Ferragano’s own voice is heard throughout, thanks to bountiful interviews he did throughout his career, and he’s the one who explains some of the darker passages of his story. “Shoemaker of Dreams” doesn’t dance around the impact of the depression, as well as a debilitating car accident, on Ferragamo’s career — incidents that sent him to head back to Italy in bankruptcy and forced him to rebuild in the midst of Mussolini’s rise. But even fascism couldn’t contain Ferragamo’s talent, and while the movie doesn’t explore the designer’s tensions with the institutional forces around him in too much detail, it allows him to become the hero of a saga with several daunting turns. As with the shoes themselves, Ferragamo’s story has been romanticized to the extreme, elevated to a kind of Hollywood fantasy itself. “There are no bad feet,” Stuhlbarg tells us, reading Ferragamo. “There are only bad shoes.”
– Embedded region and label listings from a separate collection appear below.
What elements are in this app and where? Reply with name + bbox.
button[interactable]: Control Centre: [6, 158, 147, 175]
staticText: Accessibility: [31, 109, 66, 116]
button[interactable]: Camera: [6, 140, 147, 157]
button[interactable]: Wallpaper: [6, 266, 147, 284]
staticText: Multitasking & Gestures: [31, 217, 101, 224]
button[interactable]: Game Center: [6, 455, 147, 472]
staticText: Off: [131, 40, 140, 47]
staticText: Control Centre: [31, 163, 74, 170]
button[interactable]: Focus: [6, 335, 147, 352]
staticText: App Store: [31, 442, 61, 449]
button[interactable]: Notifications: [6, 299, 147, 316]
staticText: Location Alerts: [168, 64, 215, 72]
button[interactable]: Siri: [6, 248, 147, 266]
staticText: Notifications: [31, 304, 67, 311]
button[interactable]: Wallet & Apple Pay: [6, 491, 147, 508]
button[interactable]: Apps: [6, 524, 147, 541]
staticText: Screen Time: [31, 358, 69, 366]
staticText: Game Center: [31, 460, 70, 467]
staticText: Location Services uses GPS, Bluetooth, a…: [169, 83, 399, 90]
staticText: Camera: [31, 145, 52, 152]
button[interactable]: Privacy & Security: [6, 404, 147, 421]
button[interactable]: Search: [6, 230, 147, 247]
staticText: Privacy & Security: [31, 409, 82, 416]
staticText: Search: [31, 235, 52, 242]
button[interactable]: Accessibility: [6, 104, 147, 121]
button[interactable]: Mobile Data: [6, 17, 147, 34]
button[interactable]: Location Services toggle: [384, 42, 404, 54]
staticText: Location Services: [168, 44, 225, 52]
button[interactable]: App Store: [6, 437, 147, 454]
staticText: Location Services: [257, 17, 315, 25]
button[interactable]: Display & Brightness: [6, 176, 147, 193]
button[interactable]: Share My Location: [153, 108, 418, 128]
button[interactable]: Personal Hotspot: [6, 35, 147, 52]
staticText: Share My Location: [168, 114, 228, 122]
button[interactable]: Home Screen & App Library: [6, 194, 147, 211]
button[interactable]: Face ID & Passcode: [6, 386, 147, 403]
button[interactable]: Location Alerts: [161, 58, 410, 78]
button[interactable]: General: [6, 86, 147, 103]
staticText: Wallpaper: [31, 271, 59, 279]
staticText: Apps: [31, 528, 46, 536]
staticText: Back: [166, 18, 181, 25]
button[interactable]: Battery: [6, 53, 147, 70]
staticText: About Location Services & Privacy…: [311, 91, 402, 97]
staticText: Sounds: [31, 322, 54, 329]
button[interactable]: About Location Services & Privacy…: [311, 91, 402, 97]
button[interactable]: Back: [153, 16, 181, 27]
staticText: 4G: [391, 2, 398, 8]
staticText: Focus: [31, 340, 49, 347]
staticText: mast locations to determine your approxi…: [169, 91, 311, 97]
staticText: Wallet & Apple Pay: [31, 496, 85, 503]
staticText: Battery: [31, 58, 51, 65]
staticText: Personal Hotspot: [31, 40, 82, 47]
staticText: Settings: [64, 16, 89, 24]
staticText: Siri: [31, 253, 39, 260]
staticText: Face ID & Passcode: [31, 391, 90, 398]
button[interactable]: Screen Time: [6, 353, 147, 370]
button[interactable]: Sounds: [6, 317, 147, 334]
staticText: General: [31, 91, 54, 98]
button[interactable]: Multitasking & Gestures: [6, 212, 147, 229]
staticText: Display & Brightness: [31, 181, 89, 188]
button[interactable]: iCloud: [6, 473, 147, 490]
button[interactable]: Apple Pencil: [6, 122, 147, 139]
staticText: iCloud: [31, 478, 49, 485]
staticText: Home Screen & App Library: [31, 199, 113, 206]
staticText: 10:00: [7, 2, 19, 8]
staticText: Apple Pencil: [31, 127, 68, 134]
A kindred spirit, Guadagnino excels at turning surface details into entrancing experiences (even his disturbing “Suspira” remake was a pleasure for the eyes). “Shoemaker of Dreams” manages to become one of the great fashion documentaries in recent memory because it inhabits the lively nature of the mythology associated with the artist in question, even as it elucidates the substance that sustains the legend.
Experts explain his ability to produce work “flattering to the feet and creative at the same time,” and an energetic factory montage shows exactly how that’s done. The process of using corks and translucent materials illustrates the degree of innovation in play, while charts break down the way the curvature of his shoes valued comfort as much as presentation. Critics ranging from Todd McCarthy to Suzy Menkes explain the context of Ferragamo’s achievements, and some can’t help but drool over its precision. One woman cradles the twirling shoes worn by Douglas Fairbanks in 1924’s “The Thief of Baghdad” in orgiastic glee, claiming the words she wants to describe them would be unfit for camera. Guadagnino wants to hear them anyway, but “Shoemaker of Dreams” suggests the erotic appeal of the work defies precise language, because Ferragamo invented his own.
The filmmaker, often glimpsed on the edges of the frame, clearly harbors the same giddiness for Ferragamo’s talent as many of his interviews. By the end, he can’t help but indulge in a final, ridiculous CGI dance that finds animated Ferragamo shoes taking charge. It’s a bit much, but such exuberance matches the nature of Ferragamo fandom. “Shoemaker of Dreams” works as well as it does because Guadagnino fills each moment with such delight for his subject that it’s impossible not to end up consumed by that spell.
Grade: B+
“Salvatore: Shoemaker of Dreams” premiered out of competition at the Venice Film Festival. It was recently acquired for U.S. distribution by Sony Pictures Classics.